Circa 1837, citizens urged the board of selectmen to make improvements to Jersey City, including improvements to roads, lighting, night watch, fire engine, wells, pumps, and cisterns. However, insufficient funds complicated this.

On January 9, 1838, the board of selectmen called an emergency meeting at Buck's Hotel to discuss the issue. John Griffith was chosen as chair with Thomas A. Alexander as secretary. The selectmen discussed the needs of the town. A few days later, they did so again; an 1838 report describes:At a very large meeting of the inhabitants of Jersey City held pursuant to Public Notice at the long room in Buck's Hotel on Saturday evening, January 13th, 1838, the charter as amended was discussed and recommendations made for its adoption and urging its passage.The new charter was approved in February 1838, the same month Jersey City became independent from Bergen Township.

On February 22, 1838, the board of Aldermen met at Buck's to discuss further reductions to budget, such as reducing the watchmen from 3 per night to 1 per night. Constituents included Mayor Dudley S. Gregory, Peter McMartin, Peter Bentley, James M. Hoyt, Williams Glaze, Henry Southmayed, Isaac Edge, John Dows/Dowes, John Griffith, Jonathan Jenkins and Ebenezer Lewis. On February 28, the act was passed with a referendum.

Following an election in March, the selectmen held their last meeting in the Buck Hotel on April 7, 1838.

On April 16, 1838, Jersey City's first mayoral meeting occurred at Buck's Hotel; Jersey City's first mayor Dudley S. Gregory and the newly appointed council met in the "long room," with the council consisting of the same persons as the board of Aldermen listed above.
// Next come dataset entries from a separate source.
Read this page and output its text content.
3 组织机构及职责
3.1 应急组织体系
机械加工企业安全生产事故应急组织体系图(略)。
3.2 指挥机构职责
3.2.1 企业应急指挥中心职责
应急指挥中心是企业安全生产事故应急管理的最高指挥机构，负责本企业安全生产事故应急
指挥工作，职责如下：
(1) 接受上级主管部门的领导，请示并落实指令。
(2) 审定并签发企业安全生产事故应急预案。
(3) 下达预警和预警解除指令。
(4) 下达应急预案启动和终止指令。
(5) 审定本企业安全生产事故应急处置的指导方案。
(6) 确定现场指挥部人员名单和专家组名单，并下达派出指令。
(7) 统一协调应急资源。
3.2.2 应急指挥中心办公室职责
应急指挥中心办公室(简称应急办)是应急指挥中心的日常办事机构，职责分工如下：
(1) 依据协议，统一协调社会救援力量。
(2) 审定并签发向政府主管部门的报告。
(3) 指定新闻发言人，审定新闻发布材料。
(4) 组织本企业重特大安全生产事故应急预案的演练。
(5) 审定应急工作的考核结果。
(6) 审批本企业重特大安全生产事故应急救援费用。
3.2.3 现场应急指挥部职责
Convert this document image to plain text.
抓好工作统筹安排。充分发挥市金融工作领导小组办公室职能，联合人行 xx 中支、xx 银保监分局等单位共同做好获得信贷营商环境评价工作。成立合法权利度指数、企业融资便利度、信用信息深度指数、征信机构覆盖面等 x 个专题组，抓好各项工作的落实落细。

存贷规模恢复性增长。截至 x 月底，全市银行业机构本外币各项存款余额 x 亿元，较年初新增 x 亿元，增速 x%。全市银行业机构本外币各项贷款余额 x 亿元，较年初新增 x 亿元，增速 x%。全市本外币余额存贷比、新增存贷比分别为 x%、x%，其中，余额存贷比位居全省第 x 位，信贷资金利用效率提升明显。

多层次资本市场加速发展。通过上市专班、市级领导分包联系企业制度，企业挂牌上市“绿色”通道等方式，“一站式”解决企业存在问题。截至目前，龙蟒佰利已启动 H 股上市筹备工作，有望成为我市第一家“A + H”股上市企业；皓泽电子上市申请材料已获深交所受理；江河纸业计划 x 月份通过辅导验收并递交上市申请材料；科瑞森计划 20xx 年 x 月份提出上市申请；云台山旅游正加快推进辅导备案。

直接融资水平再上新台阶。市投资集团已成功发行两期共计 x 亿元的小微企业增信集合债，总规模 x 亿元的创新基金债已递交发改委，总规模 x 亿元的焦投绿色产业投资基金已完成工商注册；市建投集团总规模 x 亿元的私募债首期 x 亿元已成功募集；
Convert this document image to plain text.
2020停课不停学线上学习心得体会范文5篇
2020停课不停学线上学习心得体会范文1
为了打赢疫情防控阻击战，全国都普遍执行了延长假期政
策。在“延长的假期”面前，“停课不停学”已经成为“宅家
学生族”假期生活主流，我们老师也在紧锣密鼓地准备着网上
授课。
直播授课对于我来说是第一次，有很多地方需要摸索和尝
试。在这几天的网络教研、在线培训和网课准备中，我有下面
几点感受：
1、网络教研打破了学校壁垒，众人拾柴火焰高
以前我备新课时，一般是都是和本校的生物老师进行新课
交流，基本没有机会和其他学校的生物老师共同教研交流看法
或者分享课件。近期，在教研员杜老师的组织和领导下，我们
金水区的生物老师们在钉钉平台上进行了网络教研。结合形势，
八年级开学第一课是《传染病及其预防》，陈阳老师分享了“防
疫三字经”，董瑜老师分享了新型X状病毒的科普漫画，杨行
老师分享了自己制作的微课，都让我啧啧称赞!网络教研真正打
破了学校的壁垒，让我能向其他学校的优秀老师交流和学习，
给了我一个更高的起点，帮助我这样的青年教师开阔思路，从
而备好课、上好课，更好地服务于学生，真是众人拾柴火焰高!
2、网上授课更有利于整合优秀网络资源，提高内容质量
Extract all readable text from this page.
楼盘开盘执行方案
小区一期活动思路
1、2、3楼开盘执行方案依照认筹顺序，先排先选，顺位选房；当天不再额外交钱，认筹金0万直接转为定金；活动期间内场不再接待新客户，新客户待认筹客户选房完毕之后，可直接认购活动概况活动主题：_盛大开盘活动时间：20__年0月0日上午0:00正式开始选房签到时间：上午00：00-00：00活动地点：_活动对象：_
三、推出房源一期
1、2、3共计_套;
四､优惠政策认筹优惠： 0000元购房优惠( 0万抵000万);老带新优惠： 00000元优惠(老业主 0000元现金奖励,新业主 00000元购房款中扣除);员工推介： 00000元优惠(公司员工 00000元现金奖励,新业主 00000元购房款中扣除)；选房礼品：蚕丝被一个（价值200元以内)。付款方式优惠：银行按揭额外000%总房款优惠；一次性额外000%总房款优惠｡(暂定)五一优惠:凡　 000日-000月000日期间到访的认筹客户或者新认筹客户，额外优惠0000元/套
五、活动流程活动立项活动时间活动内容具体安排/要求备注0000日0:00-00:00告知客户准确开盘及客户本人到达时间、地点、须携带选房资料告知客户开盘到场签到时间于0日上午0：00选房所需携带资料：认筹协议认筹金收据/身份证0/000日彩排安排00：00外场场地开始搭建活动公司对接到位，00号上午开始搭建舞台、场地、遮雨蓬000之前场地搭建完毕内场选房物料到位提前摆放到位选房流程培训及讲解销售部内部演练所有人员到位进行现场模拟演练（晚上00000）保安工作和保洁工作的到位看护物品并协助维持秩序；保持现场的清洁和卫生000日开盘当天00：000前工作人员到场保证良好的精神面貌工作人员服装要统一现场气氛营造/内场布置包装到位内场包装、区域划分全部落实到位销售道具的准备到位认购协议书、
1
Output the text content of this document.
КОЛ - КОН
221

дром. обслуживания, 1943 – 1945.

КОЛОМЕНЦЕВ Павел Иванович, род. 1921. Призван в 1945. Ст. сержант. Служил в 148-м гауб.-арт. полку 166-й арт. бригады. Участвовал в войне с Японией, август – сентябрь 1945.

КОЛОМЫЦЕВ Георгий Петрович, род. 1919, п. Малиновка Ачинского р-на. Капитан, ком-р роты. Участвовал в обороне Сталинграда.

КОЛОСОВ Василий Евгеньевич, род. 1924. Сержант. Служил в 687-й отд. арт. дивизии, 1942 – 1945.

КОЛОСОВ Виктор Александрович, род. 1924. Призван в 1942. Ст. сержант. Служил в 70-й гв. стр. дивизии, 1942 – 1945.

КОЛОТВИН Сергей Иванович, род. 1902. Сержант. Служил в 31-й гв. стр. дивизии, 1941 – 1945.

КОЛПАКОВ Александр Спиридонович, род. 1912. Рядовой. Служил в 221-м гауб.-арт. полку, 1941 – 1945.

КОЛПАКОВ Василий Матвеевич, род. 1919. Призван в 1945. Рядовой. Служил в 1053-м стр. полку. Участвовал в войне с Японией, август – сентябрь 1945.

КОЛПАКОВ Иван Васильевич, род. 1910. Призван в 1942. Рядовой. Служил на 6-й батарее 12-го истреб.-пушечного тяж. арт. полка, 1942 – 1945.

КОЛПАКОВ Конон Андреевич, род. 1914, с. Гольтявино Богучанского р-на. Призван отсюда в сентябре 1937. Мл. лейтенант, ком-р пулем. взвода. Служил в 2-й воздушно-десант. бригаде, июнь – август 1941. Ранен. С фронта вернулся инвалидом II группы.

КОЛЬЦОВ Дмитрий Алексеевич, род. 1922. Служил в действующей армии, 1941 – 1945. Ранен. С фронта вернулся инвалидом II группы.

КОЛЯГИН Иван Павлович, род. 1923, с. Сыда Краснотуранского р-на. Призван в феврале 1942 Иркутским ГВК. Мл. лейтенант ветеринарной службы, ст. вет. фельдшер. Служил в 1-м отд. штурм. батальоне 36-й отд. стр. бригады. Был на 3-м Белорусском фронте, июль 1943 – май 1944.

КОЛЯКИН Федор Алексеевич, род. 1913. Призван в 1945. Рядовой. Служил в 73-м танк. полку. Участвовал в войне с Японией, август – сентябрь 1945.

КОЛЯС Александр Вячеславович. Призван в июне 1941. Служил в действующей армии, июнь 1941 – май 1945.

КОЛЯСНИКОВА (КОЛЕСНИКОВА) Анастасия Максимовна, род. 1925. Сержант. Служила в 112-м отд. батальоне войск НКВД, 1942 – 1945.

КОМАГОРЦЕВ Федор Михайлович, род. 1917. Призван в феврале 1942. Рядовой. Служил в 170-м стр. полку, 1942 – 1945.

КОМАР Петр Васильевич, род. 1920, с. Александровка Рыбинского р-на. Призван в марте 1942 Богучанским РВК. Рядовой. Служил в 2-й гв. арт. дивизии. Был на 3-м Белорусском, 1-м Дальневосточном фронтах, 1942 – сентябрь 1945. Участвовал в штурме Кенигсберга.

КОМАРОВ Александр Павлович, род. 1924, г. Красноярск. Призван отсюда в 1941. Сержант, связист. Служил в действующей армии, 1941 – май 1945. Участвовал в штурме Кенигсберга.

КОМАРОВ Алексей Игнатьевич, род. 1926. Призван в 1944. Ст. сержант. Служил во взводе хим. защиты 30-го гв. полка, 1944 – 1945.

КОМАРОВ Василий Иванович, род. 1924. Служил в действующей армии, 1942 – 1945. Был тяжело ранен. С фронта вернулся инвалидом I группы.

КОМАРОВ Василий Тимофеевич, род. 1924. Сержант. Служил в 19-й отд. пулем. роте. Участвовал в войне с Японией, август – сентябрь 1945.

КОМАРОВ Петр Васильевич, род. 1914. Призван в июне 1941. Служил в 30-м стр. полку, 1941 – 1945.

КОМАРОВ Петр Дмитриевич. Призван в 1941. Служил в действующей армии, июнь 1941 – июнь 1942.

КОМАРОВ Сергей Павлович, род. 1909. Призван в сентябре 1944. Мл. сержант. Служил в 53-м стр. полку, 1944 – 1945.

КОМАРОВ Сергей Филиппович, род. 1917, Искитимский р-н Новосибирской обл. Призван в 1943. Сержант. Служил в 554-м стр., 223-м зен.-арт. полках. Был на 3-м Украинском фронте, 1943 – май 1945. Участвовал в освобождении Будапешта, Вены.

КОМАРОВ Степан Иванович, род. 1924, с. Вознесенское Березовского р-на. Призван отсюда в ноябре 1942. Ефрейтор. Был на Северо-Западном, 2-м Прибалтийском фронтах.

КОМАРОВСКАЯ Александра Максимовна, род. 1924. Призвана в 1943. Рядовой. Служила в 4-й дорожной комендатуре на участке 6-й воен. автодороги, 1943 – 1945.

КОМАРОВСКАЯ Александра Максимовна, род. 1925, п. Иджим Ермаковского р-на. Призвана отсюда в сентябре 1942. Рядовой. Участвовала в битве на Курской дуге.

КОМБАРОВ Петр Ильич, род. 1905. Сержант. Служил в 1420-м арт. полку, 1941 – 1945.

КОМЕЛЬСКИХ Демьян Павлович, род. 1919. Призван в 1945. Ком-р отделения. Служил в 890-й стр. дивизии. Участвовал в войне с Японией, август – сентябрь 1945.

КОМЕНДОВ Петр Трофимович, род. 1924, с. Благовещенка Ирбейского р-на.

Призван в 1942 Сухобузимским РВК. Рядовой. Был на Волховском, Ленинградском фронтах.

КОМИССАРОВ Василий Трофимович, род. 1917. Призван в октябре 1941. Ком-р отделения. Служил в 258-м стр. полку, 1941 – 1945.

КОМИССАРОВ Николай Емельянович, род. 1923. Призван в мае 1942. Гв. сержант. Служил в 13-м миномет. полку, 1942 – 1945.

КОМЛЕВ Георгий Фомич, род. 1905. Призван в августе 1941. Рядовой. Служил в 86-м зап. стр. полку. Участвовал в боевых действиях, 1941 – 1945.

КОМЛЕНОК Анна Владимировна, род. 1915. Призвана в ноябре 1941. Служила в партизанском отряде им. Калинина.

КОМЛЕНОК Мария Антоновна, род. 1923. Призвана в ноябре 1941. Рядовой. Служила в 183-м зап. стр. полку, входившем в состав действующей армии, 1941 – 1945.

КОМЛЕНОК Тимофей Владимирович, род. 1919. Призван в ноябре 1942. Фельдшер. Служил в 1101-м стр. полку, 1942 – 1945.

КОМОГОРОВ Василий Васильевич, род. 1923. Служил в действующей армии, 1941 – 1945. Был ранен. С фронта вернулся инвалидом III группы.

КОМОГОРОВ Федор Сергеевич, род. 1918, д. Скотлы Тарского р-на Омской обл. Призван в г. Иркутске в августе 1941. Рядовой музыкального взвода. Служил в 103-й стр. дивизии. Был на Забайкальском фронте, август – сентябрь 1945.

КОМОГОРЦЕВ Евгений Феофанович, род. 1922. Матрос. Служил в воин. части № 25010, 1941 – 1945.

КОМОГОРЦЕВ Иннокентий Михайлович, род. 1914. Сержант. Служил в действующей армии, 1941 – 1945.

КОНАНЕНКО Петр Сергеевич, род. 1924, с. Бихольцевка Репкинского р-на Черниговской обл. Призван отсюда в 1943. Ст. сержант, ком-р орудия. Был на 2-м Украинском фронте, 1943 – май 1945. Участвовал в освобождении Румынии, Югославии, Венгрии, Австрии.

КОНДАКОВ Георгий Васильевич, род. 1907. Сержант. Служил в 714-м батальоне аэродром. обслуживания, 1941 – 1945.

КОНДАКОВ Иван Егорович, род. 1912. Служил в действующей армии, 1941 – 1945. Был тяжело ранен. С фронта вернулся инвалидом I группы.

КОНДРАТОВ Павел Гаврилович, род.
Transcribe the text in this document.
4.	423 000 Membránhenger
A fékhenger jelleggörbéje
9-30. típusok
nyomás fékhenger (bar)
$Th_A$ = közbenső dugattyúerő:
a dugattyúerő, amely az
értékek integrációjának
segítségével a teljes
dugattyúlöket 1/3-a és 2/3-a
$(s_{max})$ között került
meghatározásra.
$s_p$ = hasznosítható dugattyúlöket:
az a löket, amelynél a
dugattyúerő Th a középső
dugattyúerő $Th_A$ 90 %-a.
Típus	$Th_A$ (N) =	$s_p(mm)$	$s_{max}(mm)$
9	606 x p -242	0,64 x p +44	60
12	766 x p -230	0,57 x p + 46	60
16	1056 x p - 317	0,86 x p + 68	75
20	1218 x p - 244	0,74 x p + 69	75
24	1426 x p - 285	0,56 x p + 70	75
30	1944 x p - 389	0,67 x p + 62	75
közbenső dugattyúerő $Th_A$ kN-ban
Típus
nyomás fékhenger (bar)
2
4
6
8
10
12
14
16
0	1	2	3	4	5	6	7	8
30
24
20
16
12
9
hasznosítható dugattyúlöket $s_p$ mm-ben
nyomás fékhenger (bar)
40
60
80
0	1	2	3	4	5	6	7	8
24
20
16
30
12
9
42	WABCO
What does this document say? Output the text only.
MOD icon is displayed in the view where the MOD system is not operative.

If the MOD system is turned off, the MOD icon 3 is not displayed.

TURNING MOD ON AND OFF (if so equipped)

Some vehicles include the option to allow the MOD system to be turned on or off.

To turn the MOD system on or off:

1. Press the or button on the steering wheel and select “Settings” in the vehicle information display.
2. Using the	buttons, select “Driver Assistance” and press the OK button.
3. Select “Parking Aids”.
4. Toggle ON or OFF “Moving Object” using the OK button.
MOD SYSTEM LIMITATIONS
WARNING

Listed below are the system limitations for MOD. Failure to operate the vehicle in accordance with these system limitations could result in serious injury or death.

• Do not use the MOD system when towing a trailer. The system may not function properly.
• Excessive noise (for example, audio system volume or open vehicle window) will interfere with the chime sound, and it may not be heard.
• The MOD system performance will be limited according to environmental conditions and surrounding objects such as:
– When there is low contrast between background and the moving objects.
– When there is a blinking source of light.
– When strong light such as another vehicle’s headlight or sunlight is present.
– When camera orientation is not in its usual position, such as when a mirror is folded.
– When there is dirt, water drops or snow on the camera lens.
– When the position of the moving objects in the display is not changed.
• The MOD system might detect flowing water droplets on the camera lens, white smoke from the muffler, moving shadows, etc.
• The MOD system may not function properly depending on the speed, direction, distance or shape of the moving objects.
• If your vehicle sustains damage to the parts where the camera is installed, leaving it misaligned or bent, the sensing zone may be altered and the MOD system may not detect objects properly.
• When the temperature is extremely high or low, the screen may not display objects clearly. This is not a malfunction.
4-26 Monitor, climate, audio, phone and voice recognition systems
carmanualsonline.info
On April 15, 1880, Union general Joseph Warren Revere experienced what was likely a heart attack while on a ferry to New York City. Friends placed Revere in the hotel, where he died on April 20, 1880.

In 1891, the hotel was torn down to make way for the extension of the Evening Journal plant, which was built alongside the hotel in 1874. In 1911, the Evening Journal headquarters would move to Journal Square in 1911, giving Journal Square its namesake.